Anonymous is right. Cows DO NOT naturally eat corn. They eat grass. When they eat corn, thanks to gov't subsidies, it upsets the pH of the rumen, leading to acidosis and ulcers. The acid eats away at the lining of the rumen, allowing bacteria that are supposed to stay in the rumen to leach into the bloodstream and attack the liver. The process is slowed down by pharmaceutical intervention—including the heavy use of antibiotics—but drugs aren’t foolproof. According to industry studies, almost every cow from a feedlot has significant liver abscesses by the time it is slaughtered.

Cows on a corn diet also have more acidic colons. Some of the starch a cow eats doesn’t get fermented in the rumen, ending up in the large intestine. Once there, microbes start up a second fermentation process which has acidic byproducts.

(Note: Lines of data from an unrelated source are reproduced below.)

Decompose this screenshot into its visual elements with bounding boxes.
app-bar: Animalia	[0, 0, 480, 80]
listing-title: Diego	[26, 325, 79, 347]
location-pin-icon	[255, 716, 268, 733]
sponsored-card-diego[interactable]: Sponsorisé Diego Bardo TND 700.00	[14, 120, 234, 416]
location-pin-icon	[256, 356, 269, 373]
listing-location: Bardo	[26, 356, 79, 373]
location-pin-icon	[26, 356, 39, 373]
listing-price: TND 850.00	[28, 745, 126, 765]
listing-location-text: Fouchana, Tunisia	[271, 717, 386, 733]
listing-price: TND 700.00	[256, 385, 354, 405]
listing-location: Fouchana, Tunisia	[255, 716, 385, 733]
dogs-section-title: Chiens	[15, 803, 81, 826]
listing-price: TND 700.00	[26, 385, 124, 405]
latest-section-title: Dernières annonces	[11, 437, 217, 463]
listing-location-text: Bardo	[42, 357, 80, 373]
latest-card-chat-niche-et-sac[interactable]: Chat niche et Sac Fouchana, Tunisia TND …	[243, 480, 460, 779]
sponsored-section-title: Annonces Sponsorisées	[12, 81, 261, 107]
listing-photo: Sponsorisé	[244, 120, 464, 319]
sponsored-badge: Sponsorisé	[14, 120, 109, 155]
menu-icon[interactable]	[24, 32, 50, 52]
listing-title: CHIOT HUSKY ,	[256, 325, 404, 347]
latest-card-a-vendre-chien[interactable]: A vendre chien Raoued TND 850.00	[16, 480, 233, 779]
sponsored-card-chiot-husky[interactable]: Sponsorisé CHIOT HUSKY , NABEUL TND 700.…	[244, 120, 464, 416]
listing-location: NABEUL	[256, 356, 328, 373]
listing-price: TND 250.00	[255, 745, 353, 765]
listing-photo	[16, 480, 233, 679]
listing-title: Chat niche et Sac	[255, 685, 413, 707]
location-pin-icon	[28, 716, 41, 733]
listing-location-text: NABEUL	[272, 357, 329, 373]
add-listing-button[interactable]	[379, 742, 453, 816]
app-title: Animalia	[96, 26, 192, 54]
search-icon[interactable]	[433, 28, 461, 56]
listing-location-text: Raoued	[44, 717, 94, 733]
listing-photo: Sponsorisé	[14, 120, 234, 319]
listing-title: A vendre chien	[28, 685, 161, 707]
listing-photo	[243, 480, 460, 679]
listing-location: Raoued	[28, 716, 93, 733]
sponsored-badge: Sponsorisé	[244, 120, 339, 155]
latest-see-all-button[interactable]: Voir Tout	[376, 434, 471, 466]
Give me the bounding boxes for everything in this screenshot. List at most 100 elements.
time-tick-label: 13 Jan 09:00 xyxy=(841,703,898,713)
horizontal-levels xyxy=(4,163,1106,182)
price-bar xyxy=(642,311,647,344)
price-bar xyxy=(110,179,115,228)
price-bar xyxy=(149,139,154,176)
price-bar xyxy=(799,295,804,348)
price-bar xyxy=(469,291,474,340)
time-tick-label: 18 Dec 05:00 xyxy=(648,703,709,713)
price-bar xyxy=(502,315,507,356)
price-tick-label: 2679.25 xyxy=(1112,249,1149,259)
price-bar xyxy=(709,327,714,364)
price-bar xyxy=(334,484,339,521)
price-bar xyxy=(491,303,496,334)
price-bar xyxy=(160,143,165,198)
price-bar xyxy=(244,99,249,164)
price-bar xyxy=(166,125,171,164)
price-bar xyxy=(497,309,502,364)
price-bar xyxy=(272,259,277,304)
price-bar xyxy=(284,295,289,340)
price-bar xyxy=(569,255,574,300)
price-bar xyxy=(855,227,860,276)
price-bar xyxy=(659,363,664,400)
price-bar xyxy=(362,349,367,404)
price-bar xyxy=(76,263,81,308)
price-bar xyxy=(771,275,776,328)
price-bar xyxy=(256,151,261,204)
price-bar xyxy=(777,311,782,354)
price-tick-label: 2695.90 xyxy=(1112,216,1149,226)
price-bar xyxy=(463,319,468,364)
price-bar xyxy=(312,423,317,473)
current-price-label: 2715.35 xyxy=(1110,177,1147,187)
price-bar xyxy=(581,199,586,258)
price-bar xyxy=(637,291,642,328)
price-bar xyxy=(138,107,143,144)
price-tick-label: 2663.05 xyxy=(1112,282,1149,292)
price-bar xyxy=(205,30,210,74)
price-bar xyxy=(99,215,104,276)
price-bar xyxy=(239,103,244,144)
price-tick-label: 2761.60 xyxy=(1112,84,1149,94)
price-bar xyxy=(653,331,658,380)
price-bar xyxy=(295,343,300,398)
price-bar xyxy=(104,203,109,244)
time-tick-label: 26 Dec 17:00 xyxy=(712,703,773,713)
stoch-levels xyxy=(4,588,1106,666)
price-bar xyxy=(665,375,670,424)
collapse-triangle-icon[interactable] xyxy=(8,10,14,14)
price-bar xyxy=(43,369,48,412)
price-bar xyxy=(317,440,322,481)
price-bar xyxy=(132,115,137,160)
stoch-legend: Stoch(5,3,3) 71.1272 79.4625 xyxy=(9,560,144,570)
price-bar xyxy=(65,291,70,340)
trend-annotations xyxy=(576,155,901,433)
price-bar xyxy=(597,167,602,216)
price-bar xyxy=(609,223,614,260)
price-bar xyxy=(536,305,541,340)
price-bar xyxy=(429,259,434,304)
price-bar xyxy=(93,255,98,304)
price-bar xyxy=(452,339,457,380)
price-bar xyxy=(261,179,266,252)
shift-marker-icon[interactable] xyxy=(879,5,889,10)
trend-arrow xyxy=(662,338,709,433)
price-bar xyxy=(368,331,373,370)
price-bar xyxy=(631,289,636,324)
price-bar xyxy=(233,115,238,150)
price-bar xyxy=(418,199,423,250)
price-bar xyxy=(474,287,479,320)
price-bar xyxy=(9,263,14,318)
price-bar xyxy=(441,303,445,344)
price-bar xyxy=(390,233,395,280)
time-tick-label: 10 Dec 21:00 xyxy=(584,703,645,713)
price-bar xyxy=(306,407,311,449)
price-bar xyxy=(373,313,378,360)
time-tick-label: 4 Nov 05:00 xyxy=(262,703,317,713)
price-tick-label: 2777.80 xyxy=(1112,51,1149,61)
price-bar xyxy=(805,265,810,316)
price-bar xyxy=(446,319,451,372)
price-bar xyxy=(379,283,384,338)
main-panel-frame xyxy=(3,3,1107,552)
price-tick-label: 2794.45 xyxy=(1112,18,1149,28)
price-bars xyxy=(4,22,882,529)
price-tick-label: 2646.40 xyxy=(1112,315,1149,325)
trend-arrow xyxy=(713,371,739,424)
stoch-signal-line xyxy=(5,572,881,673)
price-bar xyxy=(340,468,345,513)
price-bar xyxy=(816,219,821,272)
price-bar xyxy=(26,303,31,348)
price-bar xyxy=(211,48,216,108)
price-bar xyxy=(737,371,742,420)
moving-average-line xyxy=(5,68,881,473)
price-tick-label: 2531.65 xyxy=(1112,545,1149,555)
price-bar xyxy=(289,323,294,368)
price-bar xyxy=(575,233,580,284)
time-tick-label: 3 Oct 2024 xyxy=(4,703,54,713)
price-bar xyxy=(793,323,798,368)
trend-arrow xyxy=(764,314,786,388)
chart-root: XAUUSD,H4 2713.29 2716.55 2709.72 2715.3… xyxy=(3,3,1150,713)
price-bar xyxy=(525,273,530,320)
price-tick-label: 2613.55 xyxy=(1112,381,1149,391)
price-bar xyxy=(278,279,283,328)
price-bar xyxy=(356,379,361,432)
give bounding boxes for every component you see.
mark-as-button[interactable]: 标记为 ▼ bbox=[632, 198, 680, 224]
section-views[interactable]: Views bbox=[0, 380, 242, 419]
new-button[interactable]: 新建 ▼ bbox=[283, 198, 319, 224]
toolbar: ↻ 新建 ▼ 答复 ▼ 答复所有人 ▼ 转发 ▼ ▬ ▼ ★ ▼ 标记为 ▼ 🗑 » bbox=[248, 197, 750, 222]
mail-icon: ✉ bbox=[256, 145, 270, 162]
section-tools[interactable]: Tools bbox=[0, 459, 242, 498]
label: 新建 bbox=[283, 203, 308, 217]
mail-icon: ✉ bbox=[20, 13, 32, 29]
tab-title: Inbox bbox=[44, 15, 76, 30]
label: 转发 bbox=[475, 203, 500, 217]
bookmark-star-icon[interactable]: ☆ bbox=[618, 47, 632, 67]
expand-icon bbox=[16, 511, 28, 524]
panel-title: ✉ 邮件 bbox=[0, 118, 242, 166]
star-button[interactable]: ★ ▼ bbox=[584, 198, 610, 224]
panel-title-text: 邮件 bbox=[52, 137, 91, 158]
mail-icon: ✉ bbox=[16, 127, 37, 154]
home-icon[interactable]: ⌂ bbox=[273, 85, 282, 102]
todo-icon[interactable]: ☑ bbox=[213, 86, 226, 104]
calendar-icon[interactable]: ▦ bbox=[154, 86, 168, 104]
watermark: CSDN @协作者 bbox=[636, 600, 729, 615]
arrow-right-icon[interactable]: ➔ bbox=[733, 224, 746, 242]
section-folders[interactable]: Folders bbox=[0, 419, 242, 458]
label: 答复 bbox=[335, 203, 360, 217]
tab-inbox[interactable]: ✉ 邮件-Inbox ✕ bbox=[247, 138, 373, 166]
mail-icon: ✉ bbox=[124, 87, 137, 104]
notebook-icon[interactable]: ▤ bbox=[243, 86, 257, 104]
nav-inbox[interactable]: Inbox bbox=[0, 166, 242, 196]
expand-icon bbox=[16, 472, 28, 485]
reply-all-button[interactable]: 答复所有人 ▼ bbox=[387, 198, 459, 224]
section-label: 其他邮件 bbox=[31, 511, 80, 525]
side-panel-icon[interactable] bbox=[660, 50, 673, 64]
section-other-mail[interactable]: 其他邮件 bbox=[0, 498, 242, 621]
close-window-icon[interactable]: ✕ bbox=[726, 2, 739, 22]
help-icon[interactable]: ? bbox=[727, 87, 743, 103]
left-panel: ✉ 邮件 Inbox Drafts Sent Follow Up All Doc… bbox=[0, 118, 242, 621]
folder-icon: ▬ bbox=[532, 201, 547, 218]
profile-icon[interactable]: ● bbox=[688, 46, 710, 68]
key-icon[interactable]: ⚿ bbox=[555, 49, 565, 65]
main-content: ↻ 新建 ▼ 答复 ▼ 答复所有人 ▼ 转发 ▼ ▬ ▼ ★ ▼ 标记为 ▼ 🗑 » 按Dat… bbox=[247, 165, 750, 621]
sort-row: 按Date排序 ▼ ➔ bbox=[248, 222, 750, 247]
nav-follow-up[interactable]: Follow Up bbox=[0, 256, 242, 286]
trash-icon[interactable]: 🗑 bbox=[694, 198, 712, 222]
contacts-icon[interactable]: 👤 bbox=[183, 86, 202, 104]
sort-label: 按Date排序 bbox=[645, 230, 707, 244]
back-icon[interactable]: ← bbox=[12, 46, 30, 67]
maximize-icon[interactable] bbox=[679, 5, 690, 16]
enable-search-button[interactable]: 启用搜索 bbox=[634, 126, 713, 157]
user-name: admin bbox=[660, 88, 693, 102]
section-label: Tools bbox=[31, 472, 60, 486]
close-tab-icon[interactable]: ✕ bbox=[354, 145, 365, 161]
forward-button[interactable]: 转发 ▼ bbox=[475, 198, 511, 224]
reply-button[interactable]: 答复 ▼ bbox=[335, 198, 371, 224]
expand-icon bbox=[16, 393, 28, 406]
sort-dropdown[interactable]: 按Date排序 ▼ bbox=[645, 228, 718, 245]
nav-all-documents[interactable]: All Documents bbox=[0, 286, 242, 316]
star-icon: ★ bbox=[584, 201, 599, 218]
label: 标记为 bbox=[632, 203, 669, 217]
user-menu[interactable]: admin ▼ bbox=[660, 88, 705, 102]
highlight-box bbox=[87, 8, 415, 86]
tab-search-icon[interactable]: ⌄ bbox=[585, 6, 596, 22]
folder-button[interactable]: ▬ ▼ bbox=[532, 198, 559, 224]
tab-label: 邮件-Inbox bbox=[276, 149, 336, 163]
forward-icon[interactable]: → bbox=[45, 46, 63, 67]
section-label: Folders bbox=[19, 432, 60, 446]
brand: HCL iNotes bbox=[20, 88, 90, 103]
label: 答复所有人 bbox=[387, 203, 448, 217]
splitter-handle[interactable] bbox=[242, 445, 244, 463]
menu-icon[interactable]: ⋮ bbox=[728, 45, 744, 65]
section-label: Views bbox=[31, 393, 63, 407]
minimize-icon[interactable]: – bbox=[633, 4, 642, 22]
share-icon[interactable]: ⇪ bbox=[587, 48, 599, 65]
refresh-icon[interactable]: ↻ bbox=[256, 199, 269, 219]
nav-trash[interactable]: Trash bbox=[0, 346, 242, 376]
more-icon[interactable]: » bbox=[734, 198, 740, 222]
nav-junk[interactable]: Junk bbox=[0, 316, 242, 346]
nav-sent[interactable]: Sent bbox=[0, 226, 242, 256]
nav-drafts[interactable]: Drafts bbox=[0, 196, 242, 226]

While an acidic colon sounds unpleasant enough on its own, it also promotes the growth of a type of E. coli bacteria that is very dangerous to humans.

The E. coli normally found in cow poop can’t survive our stomach acid. (That helps protect us from contaminated meat, not necessarily from putting cow patties on the evening’s menu, just so ya know.) But E. coli O157:H7 (the type most frequently found in acidic cow colons) are acid-tolerant, so in the event that meat gets contaminated with poop from a cow with an acidic colon, the E. coli will survive in our stomachs and wreak havoc on our systems. And don't even get me started on how the government's support of corn is one of the main causes of America's obesity epidemic. It's pretty sickening.

The fact that cows DO NOT eat corn kind of undercuts your whole argument. The real issue here is why our government so heavily subsidizes corn. If cows were placed back on their natural grass diet, we'd have lots of corn available for our gas tanks and healthier cows and better meat. (Of course, meat wouldn't be produced as quickly, but cutting back on meat would have untold benefits for this country).

Anonymous said...

As a local farmer I can tell you that we all are being lied to about the grass no grain beef and dairy products.
1) first off let me say Bovine...(that is beef) will only eat what they like given the choice to graze in a orchard grass field or a cornfield you can best believe they would eat the heck out of the corn first!
2) Corn is a grass yep that is right it is a type of grass and guess what grain is a grass too....check it out!........http://wiki.answers.com/Q/Is_Corn_a_type_of_grass
3) Do you eat corn? lets just say you don't digest all of it either.....nobody does....not even cows amazing huh no rocket science here!
4) Bovine will not eat things that are harmful to them unless it is baled up in the hay I have seen all of my cows eat around tansy dead of summer nothing growing but the tansy cows won't touch it!


And you ask why the push for grass fed........1 answer .......Ethanol the truth is they want all the corn to go to produce Ethanol.
Ethanol is not all it is cracked up to be check it out for yourself......! http://www.larouchepub.com/other/2006/3319ethanol.html


So now that your informed please go and inform others.....it is your duty.
If you are at all concerned with the foods you eat buy local organic fed....corn and grain are not the enemy seriously folks!